Spoiler alert: the executive compensation system in America is broken. While this has been common knowledge for years, nobody has fixed it and peer pressure and public shame alone will not remedy it. Public shareholders should have the same type of rights as the IRS when it comes to “looking back” and adjusting tax payments to account for over(or under-) payments made in years past. Executives should be exposed to claw backs if they are paid glorious sums of money on current year profits that are later proven to be illusionary due to questionable (even if nominally legal) accounting gimmicks or even simply due to windfall bubble market economics. If executives know that shareholders have greater legal rights, they will structure more meaningful long-term incentive plans to bring compensation into proportion with longer-term performance.

3. Fix the Regulators’ Internal Ethics Culture.
Government agencies can learn from leading private corporations in terms of building a culture of greater internal transparency and ethics. Insiders tell Ethisphere that, in some of these organizations, state or federal, there are few channels for employees to raise concerns short of becoming a whistle-blower, at which point the raised issue becomes a point of contention and the opportunity to improve procedures internally has been lost forever. This is a fixable issue, but needs firm commitment from leadership in major federal agencies.

Conclusion
In February 2006, a Wall Street Journal editorial concluded, “Since 2002 [when SOX first appeared], there have been more than 700 federal corporate fraud convictions, and some $266 million in restitution, fines and forfeitures. The mad rush to pass Sarbox in 2002 was less about keeping business honest than it was about keeping Congressmen in office.”

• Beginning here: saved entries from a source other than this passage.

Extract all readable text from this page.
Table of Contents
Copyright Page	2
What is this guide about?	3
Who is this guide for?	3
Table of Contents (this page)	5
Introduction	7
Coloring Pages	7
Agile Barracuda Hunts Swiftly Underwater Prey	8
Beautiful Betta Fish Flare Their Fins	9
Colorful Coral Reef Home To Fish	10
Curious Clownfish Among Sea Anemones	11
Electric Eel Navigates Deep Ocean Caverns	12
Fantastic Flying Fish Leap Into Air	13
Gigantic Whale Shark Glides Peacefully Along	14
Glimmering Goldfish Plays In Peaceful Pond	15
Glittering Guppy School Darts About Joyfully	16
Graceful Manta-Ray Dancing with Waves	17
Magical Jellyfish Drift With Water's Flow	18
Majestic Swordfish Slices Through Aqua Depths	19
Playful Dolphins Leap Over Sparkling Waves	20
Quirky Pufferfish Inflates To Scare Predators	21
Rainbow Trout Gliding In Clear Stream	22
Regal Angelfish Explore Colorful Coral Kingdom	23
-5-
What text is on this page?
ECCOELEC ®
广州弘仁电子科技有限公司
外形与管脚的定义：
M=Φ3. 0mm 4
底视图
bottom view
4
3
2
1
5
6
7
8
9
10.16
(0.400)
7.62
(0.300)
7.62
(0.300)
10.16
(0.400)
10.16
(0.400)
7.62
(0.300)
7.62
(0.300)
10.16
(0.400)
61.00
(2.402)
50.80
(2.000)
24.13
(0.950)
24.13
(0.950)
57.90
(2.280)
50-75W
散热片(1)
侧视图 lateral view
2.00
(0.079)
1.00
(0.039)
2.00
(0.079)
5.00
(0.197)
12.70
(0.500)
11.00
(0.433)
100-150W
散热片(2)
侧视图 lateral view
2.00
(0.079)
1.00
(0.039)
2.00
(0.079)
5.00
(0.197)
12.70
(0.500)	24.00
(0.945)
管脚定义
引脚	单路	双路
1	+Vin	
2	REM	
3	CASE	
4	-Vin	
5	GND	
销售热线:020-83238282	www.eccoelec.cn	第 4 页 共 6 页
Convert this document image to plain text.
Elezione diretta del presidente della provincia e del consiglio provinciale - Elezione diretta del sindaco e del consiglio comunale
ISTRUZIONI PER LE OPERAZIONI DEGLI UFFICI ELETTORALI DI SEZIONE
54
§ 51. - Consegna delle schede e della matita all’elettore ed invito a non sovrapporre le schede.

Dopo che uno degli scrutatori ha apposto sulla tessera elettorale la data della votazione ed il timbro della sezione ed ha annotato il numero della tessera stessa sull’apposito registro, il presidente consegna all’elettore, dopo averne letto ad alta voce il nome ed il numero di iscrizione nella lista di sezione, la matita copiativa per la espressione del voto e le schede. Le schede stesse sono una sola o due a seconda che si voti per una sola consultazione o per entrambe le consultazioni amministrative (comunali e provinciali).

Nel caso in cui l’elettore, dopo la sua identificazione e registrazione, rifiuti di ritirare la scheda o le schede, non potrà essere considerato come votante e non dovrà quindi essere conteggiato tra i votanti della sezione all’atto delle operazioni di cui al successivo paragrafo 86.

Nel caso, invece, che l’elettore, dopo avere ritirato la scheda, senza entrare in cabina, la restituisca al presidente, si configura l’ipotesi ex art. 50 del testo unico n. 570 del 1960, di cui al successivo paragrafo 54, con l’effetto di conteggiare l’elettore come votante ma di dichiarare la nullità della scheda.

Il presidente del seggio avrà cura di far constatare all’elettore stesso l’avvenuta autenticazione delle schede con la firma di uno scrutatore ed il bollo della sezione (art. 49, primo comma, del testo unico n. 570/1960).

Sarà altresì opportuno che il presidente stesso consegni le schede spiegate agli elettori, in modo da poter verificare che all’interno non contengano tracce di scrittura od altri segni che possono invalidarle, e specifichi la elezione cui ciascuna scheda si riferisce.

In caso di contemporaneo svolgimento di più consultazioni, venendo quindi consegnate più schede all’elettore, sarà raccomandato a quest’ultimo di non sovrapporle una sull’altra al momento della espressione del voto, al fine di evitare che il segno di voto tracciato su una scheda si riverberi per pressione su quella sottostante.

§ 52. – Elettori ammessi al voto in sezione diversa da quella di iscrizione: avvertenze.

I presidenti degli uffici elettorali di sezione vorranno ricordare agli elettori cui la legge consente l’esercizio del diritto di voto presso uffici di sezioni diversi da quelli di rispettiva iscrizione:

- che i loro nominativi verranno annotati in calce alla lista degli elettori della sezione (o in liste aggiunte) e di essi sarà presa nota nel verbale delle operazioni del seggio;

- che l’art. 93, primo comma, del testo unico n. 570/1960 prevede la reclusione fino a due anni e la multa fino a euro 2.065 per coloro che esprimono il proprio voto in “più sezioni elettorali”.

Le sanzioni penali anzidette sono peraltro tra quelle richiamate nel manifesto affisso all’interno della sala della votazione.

Perhaps The Wall Street Journal is onto something. And a new rash of regulations and legislation will inevitably come out of the current financial crisis, with much of it likely being wrong-headed.

Why? Because it is virtually impossible to legislate that companies must conduct their own “sniff tests” on their businesses to ensure that they are indeed following both the letter and the spirit of the law.

“Unfortunately, in this time of economic crisis, we see signs of companies cutting back on their compliance and ethics efforts. Chief ethics officers are being terminated and complinace programs scaled back due to budgetary concerns. That is entirely the wrong approach.”

Unfortunately, in this time of economic crisis, we see signs of companies cutting back on their compliance and ethics efforts. Chief ethics officers are being terminated and compliance programs scaled back due to budgetary concerns. That is entirely the wrong approach.

Fortunately, other companies are taking the exact opposite path and placing an increased emphasis on ethics and compliance during the market downturn. Smart companies know that the temptation and pressure to violate the law in order to achieve a financial goal (or, on a personal level, out of fear of losing one’s job) is far greater during economic crisis than in boom times.

One example comes from the companies that joined together in November 2008 to form the Business Ethics Leadership Alliance (BELA). These companies represent nearly $1 trillion in global commerce and recognize that standing up and being counted for acting ethically is more important than ever.

As SEC Director Lori Richards implores, “Now more than ever, companies need to take a long-term view on compliance and realize that their fiduciary responsibility requires a constant commitment to investors. This means sustaining their support for compliance during this market turmoil and beyond it.”

Companies that take ethics seriously in this downturn will likely survive, and perhaps even thrive. Companies that don’t will be the poster children for the next generation of scandals.

Which sort of company do you work for? You might be able to tell simply by looking in the mirror.